Unfortunately, Break Point also offers little to nothing about Paes and Bhupathi’s triumph at the Davis Cup; they hold the record of winning 24 consecutive doubles matches. Few sporting contests can be more thrilling than a crucial Davis Cup doubles rubber. Unfortunately, this was traded out for the glamour of the Grand Slams.
The joy of doubles tennis
Break Point is more about the story and less about the storytelling. After watching talking heads for seven episodes, a rousing, dramatic climax feels out of place, however familiar the visual looks.
The highlight across episodes is, of course, the tennis. It is not like Senna, which was compiled and edited from thousands of hours of Formula One footage. Break Point has wrung out whatever little tennis archival material the makers could get their hands on (sometimes overutilised, with footage repeating over several episodes). It reminded us that, at their best, the two Indians were a joy to watch, with their intuitive understanding of each other’s moves.
If any part demands a rewatch, it is the episode where Paes and Bhupathi deconstruct their win over Goran Ivanisevic and Jeff Tarango in the 1999 French Open final.

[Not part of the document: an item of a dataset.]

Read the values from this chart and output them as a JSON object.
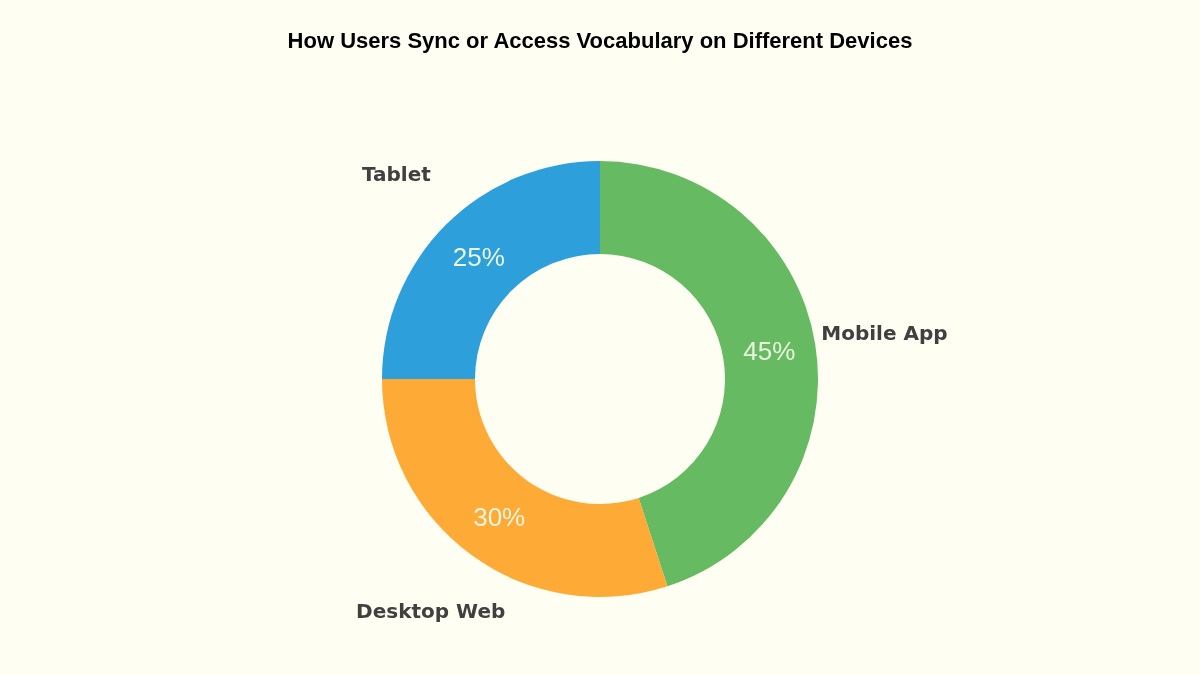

They explain their tactics, their mental disposition; all details that journalists and fans at the time would salivate to know.
Break Point also reinforces what a joy it is to watch doubles tennis in general. If you are not familiar with the rules, you can’t keep up with the mind-boggling speed of developments during a doubles match, and may find yourself struggling to comprehend some tense moments in the series. Doubles gets treated like the sport’s neglected step-child, but it really is excellent theatre where everything is more colourful, complicated… maybe even more captivating. Just like Lee-Hesh.